Earth’s Earliest Organisms Lived in Submarine Vents

life forms
Haematite tubes from the hydrothermal vent deposits in Quebec, Canada that represent the oldest microfossils and evidence for life on Earth. The remains are at least 3,770 million years old. (Photo by Matthew Dodd / UCL.)

 

LONDON, UK, March 1, 2017 (ENS) – Direct evidence of the oldest life forms ever found on Earth – the fossilized remains of microorganisms at least 3,770 million years old – has been discovered by an international team led by scientists with the University College London, UCL.

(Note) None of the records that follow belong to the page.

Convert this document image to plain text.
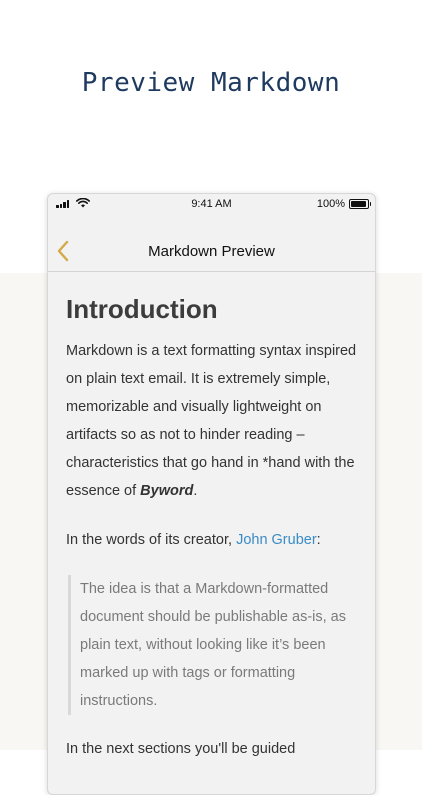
Preview Markdown
9:41 AM	100%
Markdown Preview
Introduction

Markdown is a text formatting syntax inspired on plain text email. It is extremely simple, memorizable and visually lightweight on artifacts so as not to hinder reading – characteristics that go hand in *hand with the essence of Byword.

In the words of its creator, John Gruber:
The idea is that a Markdown-formatted document should be publishable as-is, as plain text, without looking like it’s been marked up with tags or formatting instructions.
In the next sections you'll be guided
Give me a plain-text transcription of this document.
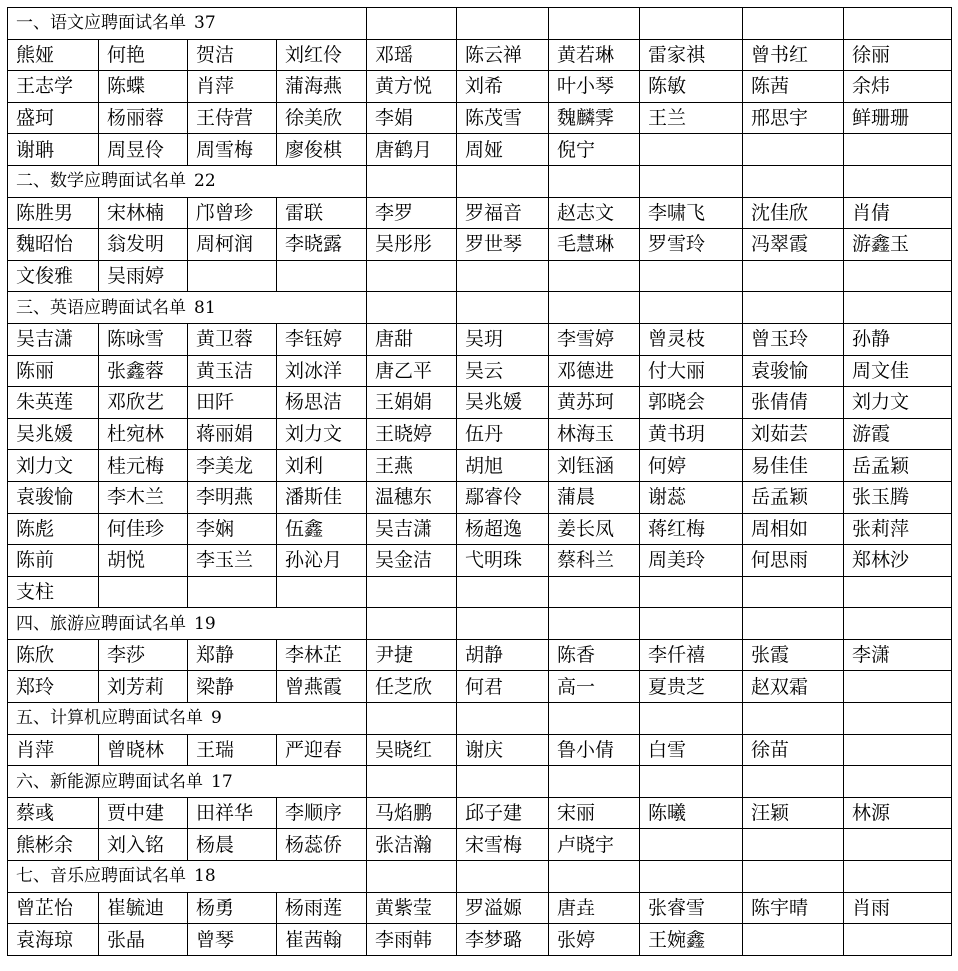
一、语文应聘面试名单 37									
熊娅	何艳	贺洁	刘红伶	邓瑶	陈云禅	黄若琳	雷家祺	曾书红	徐丽
王志学	陈蝶	肖萍	蒲海燕	黄方悦	刘希	叶小琴	陈敏	陈茜	余炜
盛珂	杨丽蓉	王侍营	徐美欣	李娟	陈茂雪	魏麟霁	王兰	邢思宇	鲜珊珊
谢聃	周昱伶	周雪梅	廖俊棋	唐鹤月	周娅	倪宁			
二、数学应聘面试名单 22									
陈胜男	宋林楠	邝曾珍	雷联	李罗	罗福音	赵志文	李啸飞	沈佳欣	肖倩
魏昭怡	翁发明	周柯润	李晓露	吴彤彤	罗世琴	毛慧琳	罗雪玲	冯翠霞	游鑫玉
文俊雅	吴雨婷								
三、英语应聘面试名单 81									
吴吉潇	陈咏雪	黄卫蓉	李钰婷	唐甜	吴玥	李雪婷	曾灵枝	曾玉玲	孙静
陈丽	张鑫蓉	黄玉洁	刘冰洋	唐乙平	吴云	邓德进	付大丽	袁骏愉	周文佳
朱英莲	邓欣艺	田阡	杨思洁	王娟娟	吴兆媛	黄苏珂	郭晓会	张倩倩	刘力文
吴兆媛	杜宛林	蒋丽娟	刘力文	王晓婷	伍丹	林海玉	黄书玥	刘茹芸	游霞
刘力文	桂元梅	李美龙	刘利	王燕	胡旭	刘钰涵	何婷	易佳佳	岳孟颖
袁骏愉	李木兰	李明燕	潘斯佳	温穗东	鄢睿伶	蒲晨	谢蕊	岳孟颖	张玉腾
陈彪	何佳珍	李娴	伍鑫	吴吉潇	杨超逸	姜长凤	蒋红梅	周相如	张莉萍
陈前	胡悦	李玉兰	孙沁月	吴金洁	弋明珠	蔡科兰	周美玲	何思雨	郑林沙
支柱									
四、旅游应聘面试名单 19									
陈欣	李莎	郑静	李林芷	尹捷	胡静	陈香	李仟禧	张霞	李潇
郑玲	刘芳莉	梁静	曾燕霞	任芝欣	何君	高一	夏贵芝	赵双霜	
五、计算机应聘面试名单 9									
肖萍	曾晓林	王瑞	严迎春	吴晓红	谢庆	鲁小倩	白雪	徐苗	
六、新能源应聘面试名单 17									
蔡彧	贾中建	田祥华	李顺序	马焰鹏	邱子建	宋丽	陈曦	汪颖	林源
熊彬余	刘入铭	杨晨	杨蕊侨	张洁瀚	宋雪梅	卢晓宇			
七、音乐应聘面试名单 18									
曾芷怡	崔毓迪	杨勇	杨雨莲	黄紫莹	罗溢嫄	唐垚	张睿雪	陈宇晴	肖雨
袁海琼	张晶	曾琴	崔茜翰	李雨韩	李梦璐	张婷	王婉鑫		
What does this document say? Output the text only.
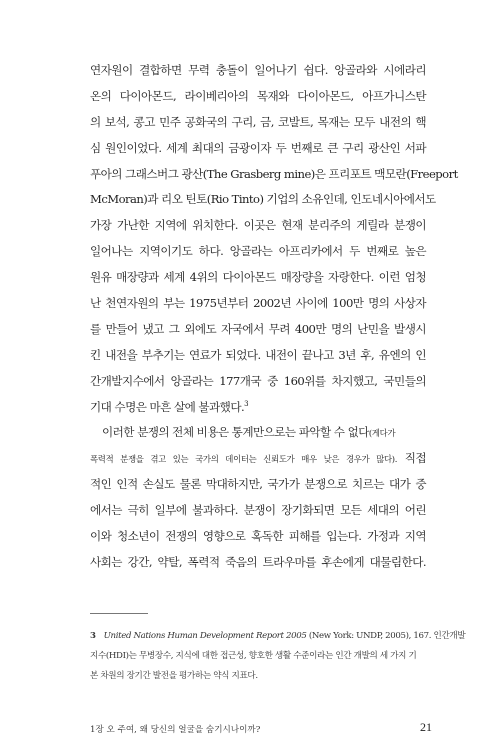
연자원이 결합하면 무력 충돌이 일어나기 쉽다. 앙골라와 시에라리
온의 다이아몬드, 라이베리아의 목재와 다이아몬드, 아프가니스탄
의 보석, 콩고 민주 공화국의 구리, 금, 코발트, 목재는 모두 내전의 핵
심 원인이었다. 세계 최대의 금광이자 두 번째로 큰 구리 광산인 서파
푸아의 그래스버그 광산(The Grasberg mine)은 프리포트 맥모란(Freeport
McMoran)과 리오 틴토(Rio Tinto) 기업의 소유인데, 인도네시아에서도
가장 가난한 지역에 위치한다. 이곳은 현재 분리주의 게릴라 분쟁이
일어나는 지역이기도 하다. 앙골라는 아프리카에서 두 번째로 높은
원유 매장량과 세계 4위의 다이아몬드 매장량을 자랑한다. 이런 엄청
난 천연자원의 부는 1975년부터 2002년 사이에 100만 명의 사상자
를 만들어 냈고 그 외에도 자국에서 무려 400만 명의 난민을 발생시
킨 내전을 부추기는 연료가 되었다. 내전이 끝나고 3년 후, 유엔의 인
간개발지수에서 앙골라는 177개국 중 160위를 차지했고, 국민들의
기대 수명은 마흔 살에 불과했다.$^3$
이러한 분쟁의 전체 비용은 통계만으로는 파악할 수 없다(게다가
폭력적 분쟁을 겪고 있는 국가의 데이터는 신뢰도가 매우 낮은 경우가 많다). 직접
적인 인적 손실도 물론 막대하지만, 국가가 분쟁으로 치르는 대가 중
에서는 극히 일부에 불과하다. 분쟁이 장기화되면 모든 세대의 어린
이와 청소년이 전쟁의 영향으로 혹독한 피해를 입는다. 가정과 지역
사회는 강간, 약탈, 폭력적 죽음의 트라우마를 후손에게 대물림한다.
3 United Nations Human Development Report 2005 (New York: UNDP, 2005), 167. 인간개발
지수(HDI)는 무병장수, 지식에 대한 접근성, 향호한 생활 수준이라는 인간 개발의 세 가지 기
본 차원의 장기간 발전을 평가하는 약식 지표다.
1장 오 주여, 왜 당신의 얼굴을 숨기시나이까?	21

Tiny filaments and tubes formed by bacteria that lived on iron were found encased in quartz layers in the Nuvvuagittuq Supracrustal Belt, NSB, in the province of Quebec in eastern Canada.

life forms
Haematite tubes from the hydrothermal vent deposits in Quebec, Canada that represent the oldest microfossils and evidence for life on Earth. The remains are at least 3,770 million years old. (Photo by Matthew Dodd / UCL.)

The NSB contains some of the oldest sedimentary rocks known on Earth. The scientists say they likely formed part of an iron-rich deep-sea hydrothermal vent system that provided a habitat for Earth’s first life forms between 3,770 and 4,300 million years ago.

“Although it is not known when or where life on Earth began, some of the earliest habitable environments may have been submarine-hydrothermal vents,” the authors write in the journal “Nature,” where the study was published today.

“Our discovery supports the idea that life emerged from hot, seafloor vents shortly after planet Earth formed,” said the study’s first author, PhD student Matthew Dodd with UCL Earth Sciences and the London Centre for Nanotechnology.

“This speedy appearance of life on Earth fits with other evidence of recently discovered 3,700 million year old sedimentary mounds that were shaped by microorganisms,” he said.

The study describes the discovery and the detailed analysis of the fossil remains undertaken by the team from UCL, the Geological Survey of Norway, U.S. Geological Survey, the University of Western Australia, the University of Ottawa and the University of Leeds.

“The structures are composed of the minerals expected to form from putrefaction, and have been well documented throughout the geological record, from the beginning until today,” said the study lead, Dr. Dominic Papineau, with UCL Earth Sciences and the London Centre for Nanotechnology.

“The fact we unearthed them from one of the oldest known rock formations, suggests we’ve found direct evidence of one of Earth’s oldest life forms,” he said.

Before this discovery, the oldest microfossils reported were found in Western Australia. They were dated at 3,460 million years old, but some scientists think they might be non-biological artefacts in the rocks.

So, it was a priority for the UCL-led team to determine whether the remains from Canada had biological origins.

The researchers looked at the ways the tubes and filaments of haematite – a form of iron oxide or rust – could have been made through non-biological methods such as temperature and pressure changes in the rock during burial of the sediments, but found all of the possibilities unlikely.

The haematite structures have the same characteristic branching of iron-oxidizing bacteria found near other hydrothermal vents today.

They were found alongside graphite and the minerals apatite and carbonate, which are found in biological matter including bones and teeth and are frequently associated with fossils.

The researchers also found that the mineralized fossils are associated with spheroidal structures that usually contain fossils in younger rocks.

This suggests that the haematite most likely formed when bacteria that oxidized iron for energy were fossilized in the rock.

“We found the filaments and tubes inside centimeter-sized structures called concretions or nodules, as well as other tiny spheroidal structures, called rosettes and granules, all of which we think are the products of putrefaction,” said the study lead, Dr. Dominic Papineau, with UCL Earth Sciences and the London Centre for Nanotechnology.

“They are mineralogically identical to those in younger rocks from Norway, the Great Lakes area of North America and Western Australia,” he explained.

“This discovery helps us piece together the history of our planet and the remarkable life on it, and will help to identify traces of life elsewhere in the universe,” said Papineau.

Dodd concluded, “These discoveries demonstrate life developed on Earth at a time when Mars and Earth had liquid water at their surfaces, posing exciting questions for extra-terrestrial life. Therefore, we expect to find evidence for past life on Mars 4,000 million years ago, or if not, Earth may have been a special exception.”

The research was funded by UCL, the U.S. National Aeronautics and Space Administration, Carnegie of Canada and the UK Engineering and Physical Sciences Research Council.